Creighton has a raw efficiency margin of 10.6 and TRAM predicts a margin of -12.8. It’s not hard to understand why the Bluejays fool TRAM - the team ranks 24th in offensive effective field goal percentage, 20th in defensive effective field goal percentage, and first overall in defensive free throw rate.
All of those shooting metrics show how TRAM can be tricked despite Creighton’s 360th ranking in defensive turnover rate and 305th ranking in offensive rebound rate.
Alabama has a turnover rate of 20 or higher in eight of its 22 games this season, and TRAM predicts a -1.7 raw efficiency margin. However, the Tide has an actual raw efficiency margin of 15.7 because they rank in the top 30 nationally in both offensive and defensive effective field goal percentage.
TRAM predicts both Seton Hall and Oklahoma State should be much better. The problem is these teams struggle to shoot effectively. The D-I average for eFG% is 50.1. Both teams are nowhere near that average on offense or defense:
Seton Hall 45.1 eFG% (offense) and 54.9 eFG% (defense)
Cowboys: 48.8 eFG% (offense) and 54.6 eFG% (defense)
Dean Oliver was right when projecting 40 percent of a team’s success comes from shooting and about 15 percent comes from free throw rate.
So, which teams have the best TRAM this season?
The 10 teams below do the best job of creating scoring chances and preventing opponent scoring chances through rebounds and turnovers. These are teams that are most likely to overcome poor shooting performances.
Through February 6 of this season, these 10 teams have won a combined 78.6 percent of their games (162-44 overall). All but two of the teams—Vanderbilt and UC San Diego—appear to be locks for the NCAA Tournament too.

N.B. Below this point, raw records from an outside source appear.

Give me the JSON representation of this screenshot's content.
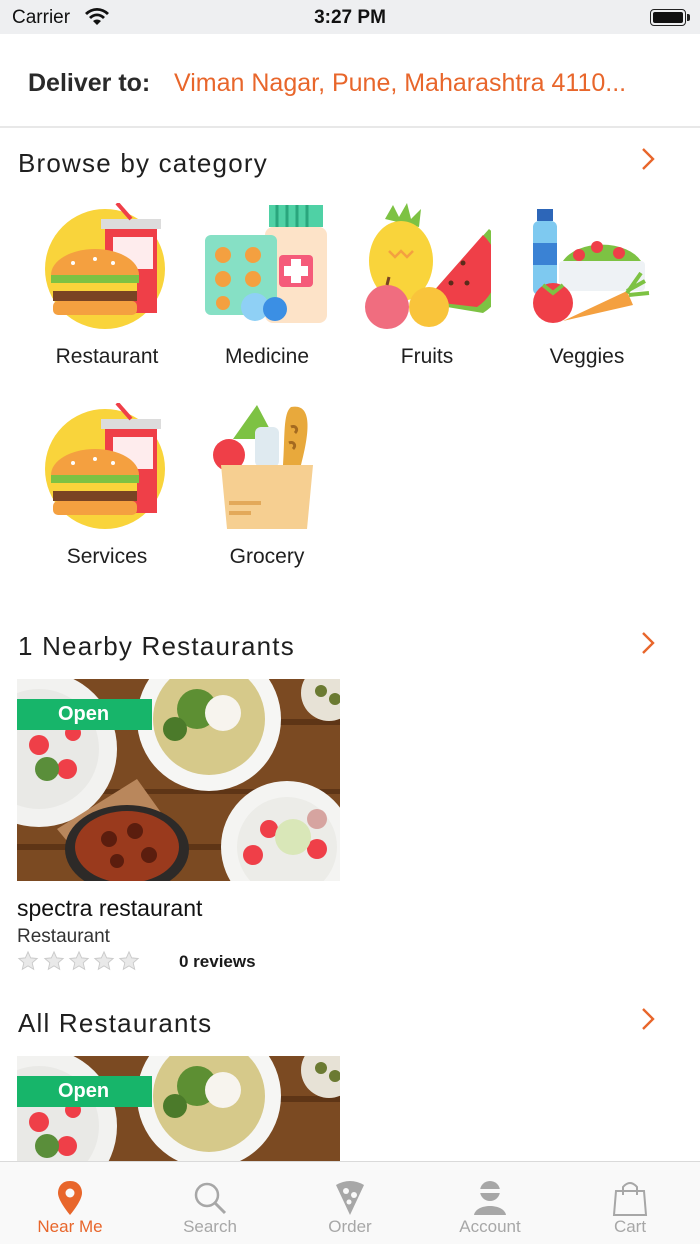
{
  "status_bar": {
    "carrier": "Carrier",
    "time": "3:27 PM"
  },
  "header": {
    "deliver_label": "Deliver to:",
    "address": "Viman Nagar, Pune, Maharashtra 4110..."
  },
  "browse": {
    "title": "Browse by category",
    "categories": [
      {
        "label": "Restaurant",
        "icon": "burger-drink-icon"
      },
      {
        "label": "Medicine",
        "icon": "medicine-icon"
      },
      {
        "label": "Fruits",
        "icon": "fruits-icon"
      },
      {
        "label": "Veggies",
        "icon": "veggies-icon"
      },
      {
        "label": "Services",
        "icon": "burger-drink-icon"
      },
      {
        "label": "Grocery",
        "icon": "grocery-bag-icon"
      }
    ]
  },
  "nearby": {
    "title": "1 Nearby Restaurants",
    "restaurants": [
      {
        "badge": "Open",
        "name": "spectra restaurant",
        "category": "Restaurant",
        "rating": 0,
        "reviews": "0 reviews"
      }
    ]
  },
  "all_restaurants": {
    "title": "All Restaurants",
    "restaurants": [
      {
        "badge": "Open"
      }
    ]
  },
  "tabs": [
    {
      "label": "Near Me",
      "icon": "location-pin-icon",
      "active": true
    },
    {
      "label": "Search",
      "icon": "search-icon",
      "active": false
    },
    {
      "label": "Order",
      "icon": "pizza-slice-icon",
      "active": false
    },
    {
      "label": "Account",
      "icon": "user-icon",
      "active": false
    },
    {
      "label": "Cart",
      "icon": "shopping-bag-icon",
      "active": false
    }
  ],
  "colors": {
    "accent": "#e8662b",
    "open_badge": "#17b56a",
    "inactive_tab": "#a7a7a7"
  }
}
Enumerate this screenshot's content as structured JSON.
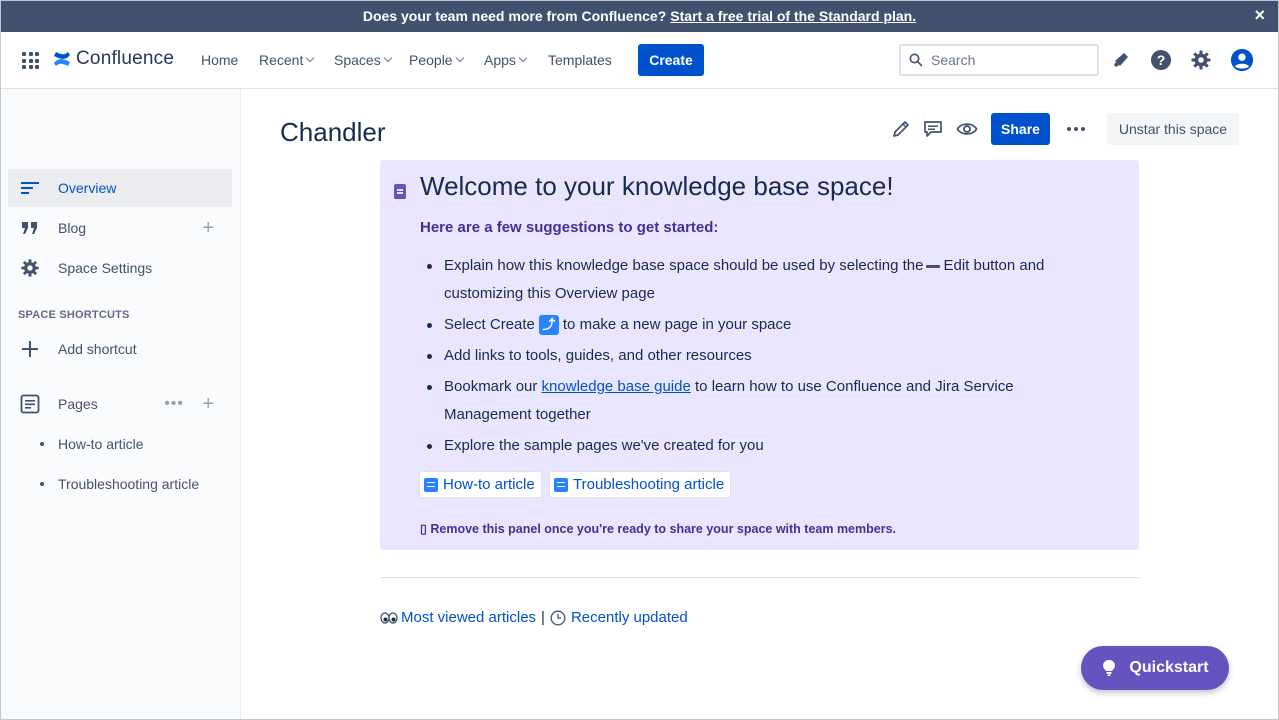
{
  "banner": {
    "text": "Does your team need more from Confluence?",
    "link": "Start a free trial of the Standard plan.",
    "close": "×"
  },
  "nav": {
    "logo": "Confluence",
    "items": [
      "Home",
      "Recent",
      "Spaces",
      "People",
      "Apps",
      "Templates"
    ],
    "create": "Create",
    "search_placeholder": "Search"
  },
  "sidebar": {
    "overview": "Overview",
    "blog": "Blog",
    "settings": "Space Settings",
    "shortcuts_heading": "SPACE SHORTCUTS",
    "add_shortcut": "Add shortcut",
    "pages": "Pages",
    "page_children": [
      "How-to article",
      "Troubleshooting article"
    ]
  },
  "header": {
    "space_title": "Chandler",
    "share": "Share",
    "unstar": "Unstar this space"
  },
  "panel": {
    "title": "Welcome to your knowledge base space!",
    "subtitle": "Here are a few suggestions to get started:",
    "b1_pre": "Explain how this knowledge base space should be used by selecting the",
    "b1_post": "Edit button and customizing this Overview page",
    "b2_pre": "Select Create",
    "b2_post": "to make a new page in your space",
    "b3": "Add links to tools, guides, and other resources",
    "b4_pre": "Bookmark our",
    "b4_link": "knowledge base guide",
    "b4_post": "to learn how to use Confluence and Jira Service Management together",
    "b5": "Explore the sample pages we've created for you",
    "chip1": "How-to article",
    "chip2": "Troubleshooting article",
    "remove_note": "Remove this panel once you're ready to share your space with team members."
  },
  "footer_links": {
    "most_viewed": "Most viewed articles",
    "separator": "|",
    "recently_updated": "Recently updated"
  },
  "quickstart": "Quickstart",
  "colors": {
    "banner": "#42526e",
    "primary": "#0052cc",
    "panel": "#eae6ff",
    "quickstart": "#6554c0"
  }
}
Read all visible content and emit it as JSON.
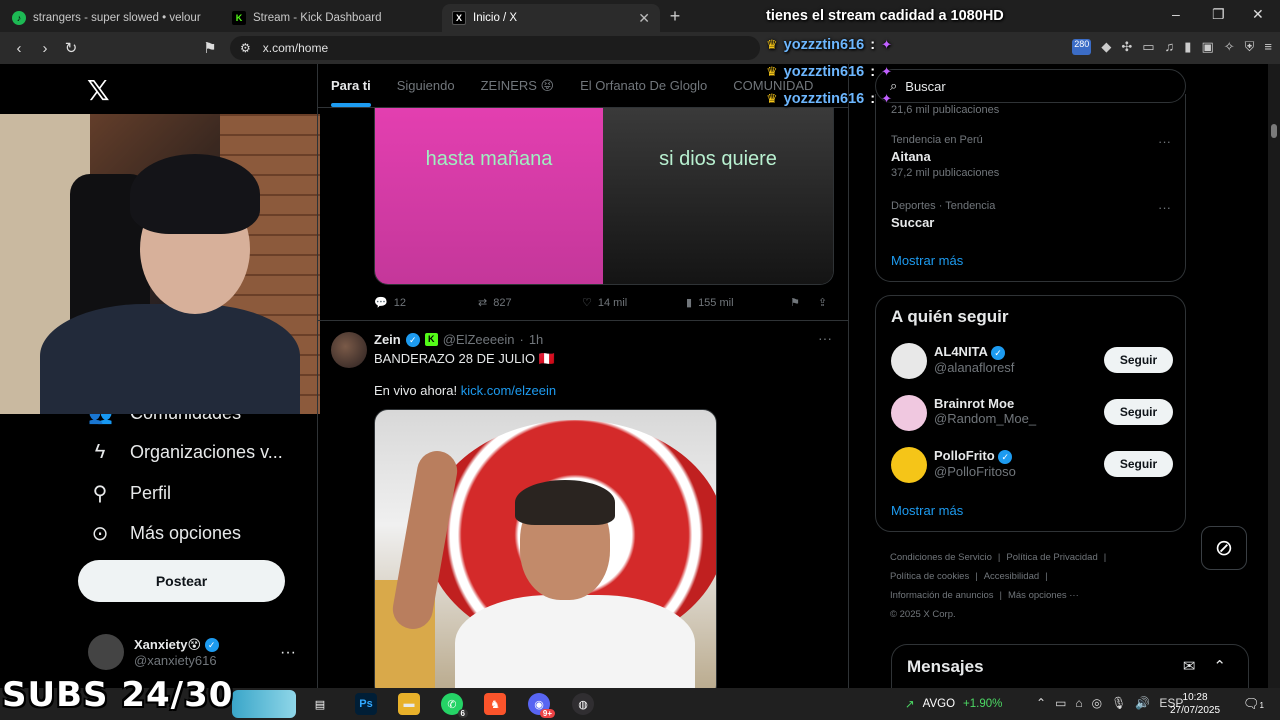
{
  "browser": {
    "tabs": [
      {
        "icon": "spotify-icon",
        "title": "strangers - super slowed • velour",
        "active": false
      },
      {
        "icon": "kick-icon",
        "title": "Stream - Kick Dashboard",
        "active": false
      },
      {
        "icon": "x-icon",
        "title": "Inicio / X",
        "active": true
      }
    ],
    "url": "x.com/home",
    "extension_badge": "280"
  },
  "sidebar": {
    "items": [
      {
        "label": "Comunidades",
        "icon": "people-icon"
      },
      {
        "label": "Organizaciones v...",
        "icon": "lightning-icon"
      },
      {
        "label": "Perfil",
        "icon": "person-icon"
      },
      {
        "label": "Más opciones",
        "icon": "more-circle-icon"
      }
    ],
    "post_label": "Postear",
    "account": {
      "name": "Xanxiety",
      "name_emoji": "😵",
      "handle": "@xanxiety616"
    }
  },
  "feed": {
    "tabs": [
      "Para ti",
      "Siguiendo",
      "ZEINERS 😝",
      "El Orfanato De Gloglo",
      "COMUNIDAD"
    ],
    "active_tab": "Para ti",
    "tweet1": {
      "caption_left": "hasta mañana",
      "caption_right": "si dios quiere",
      "replies": "12",
      "reposts": "827",
      "likes": "14 mil",
      "views": "155 mil"
    },
    "tweet2": {
      "name": "Zein",
      "handle": "@ElZeeeein",
      "time": "1h",
      "text": "BANDERAZO 28 DE JULIO",
      "flag": "🇵🇪",
      "live_prefix": "En vivo ahora!",
      "live_link": "kick.com/elzeein"
    }
  },
  "right": {
    "search_placeholder": "Buscar",
    "trends": [
      {
        "meta": "",
        "topic": "",
        "count": "21,6 mil publicaciones"
      },
      {
        "meta": "Tendencia en Perú",
        "topic": "Aitana",
        "count": "37,2 mil publicaciones"
      },
      {
        "meta": "Deportes · Tendencia",
        "topic": "Succar",
        "count": ""
      }
    ],
    "show_more": "Mostrar más",
    "who_title": "A quién seguir",
    "follow_label": "Seguir",
    "suggestions": [
      {
        "name": "AL4NITA",
        "handle": "@alanafloresf",
        "verified": true
      },
      {
        "name": "Brainrot Moe",
        "handle": "@Random_Moe_",
        "verified": false
      },
      {
        "name": "PolloFrito",
        "handle": "@PolloFritoso",
        "verified": true
      }
    ],
    "footer": [
      "Condiciones de Servicio",
      "Política de Privacidad",
      "Política de cookies",
      "Accesibilidad",
      "Información de anuncios",
      "Más opciones ···",
      "© 2025 X Corp."
    ],
    "messages_title": "Mensajes"
  },
  "overlay": {
    "chat_header": "tienes el stream cadidad a 1080HD",
    "chat_users": [
      "yozzztin616",
      "yozzztin616",
      "yozzztin616"
    ],
    "subs_text": "SUBS 24/30"
  },
  "taskbar": {
    "whatsapp_badge": "6",
    "discord_badge": "9+",
    "stock_ticker": "AVGO",
    "stock_change": "+1.90%",
    "lang": "ESP",
    "time": "10:28",
    "date": "27/07/2025",
    "notifications": "1"
  },
  "colors": {
    "accent": "#1d9bf0",
    "kick_green": "#53fc18",
    "background": "#000000"
  }
}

Turnovers and rebounds alone won’t guarantee wins, but they tilt the odds in a team’s favor. TRAM shows how crucial these factors are in improving scoring chances. If nothing else, TRAM serves as another way to appreciate how teams manufacture wins beyond just shooting percentages.
If you read this far, thank you. This was an attempt to try something a little different this week, apologies if its was a bit too dense. The footnotes include some recommendations and notes that helped me write this post.
Here is the code for the charts and graphs, plus a GitHub gist with the data used to generate the model.
And if you’re looking for more college hoops data this season, check out this tiny app that surfaces a bunch of different team metrics.
Like and subscribe for more shenanigans, and happy Friday.
Embracing the idea that great artists steal, this post borrows a lot of Gasaway’s generous ideas. He has a splendid newsletter, Now and Again, that is fun to read. His latest post mentions the Sawatsky method of interviewing, which is something I wish we all tried to learn.
Nathan Walker’s rudimentary analysis of offensive efficiency is something I repeatedly revisit. More shot attempts reduce turnovers and more turnovers reduce shot attempts.
Note that Dean Smith measured possessions where a rebound would create a new possession or chance to score.
This uses a simple linear model. I’ve been reading Analyzing Baseball Data with R and I’m following a lot of the same methods in this chapter. I’m not a trained statistician, but this has been a useful resource to practice some exploratory data analysis.